Linux 101: How to copy files and directories from the command line

Linux 101: How to use cron


Continuing with his Linux 101 collection, Jack Wallen introduces you to the fundamentals of task scheduling with cron.

Graphic: Pixabay

For the admins who are new to Linux, I want to introduce you to the cron resource. What is cron? Basically said, cron enables you to create scheduled employment on a Linux procedure. Say, for occasion, you have a backup script, known as backup.sh. You have put that script in /usr/community/bin, so it can be executed globally and you want to make positive the backup transpires at possibly a particular time of working day or consistently on a particular working day of the 7 days. 

How do you do this? You invoke cron. 

To use this, you insert conjobs to your user’s crontab file. Log on to your Linux server and problem the command:  

crontab -l

This will record out all present cron work. To generate a new cron career, you edit the crontab file. To do this, situation the command: 

crontab -e

You would then include a line at the base of that file to plan the jogging of your backup script. This is where by it gets a bit difficult. The 1st segment of the line is in which you declare when the work is to run. At the beginning of that line there are 5 slots for time, which are (from left to proper): Minutes (-59), hrs (-23), day of month (1-31), thirty day period (1-12), day of week (-6, whilst you can use Sunday, Monday, Tuesday, and so forth., and Sunday can be represented by , 7, or Sunday). 

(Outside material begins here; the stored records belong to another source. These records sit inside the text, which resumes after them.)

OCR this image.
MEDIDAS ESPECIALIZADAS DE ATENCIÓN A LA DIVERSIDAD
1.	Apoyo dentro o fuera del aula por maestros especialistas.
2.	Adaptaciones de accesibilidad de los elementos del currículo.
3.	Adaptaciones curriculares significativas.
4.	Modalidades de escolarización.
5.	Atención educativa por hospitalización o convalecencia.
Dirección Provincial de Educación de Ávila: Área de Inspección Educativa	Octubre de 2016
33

Let us say you want that backup job to run each and every Sunday at 11pm. That entry could be 23 * * . A star indicates the position is to materialize each and every iteration. In this scenario we’ve indicated the occupation must come about Sunday at 11pm, just about every week and each and every thirty day period. The rest of this line would consist of the explicit route to the executable, so /usr/area/bin/backup.sh. 

Our total line would be 23 * * /usr/community/bin/backup.sh. Conserve the crontab file with the Ctrl+X combination (if nano is your editor of choice), and the position is scheduled. You could possibly want to make sure your occupation is shown with the crontab -l command. 

Congratulations, you have just scheduled your to start with cron position. This need to be just adequate to get you likely with this potent Linux scheduling instrument.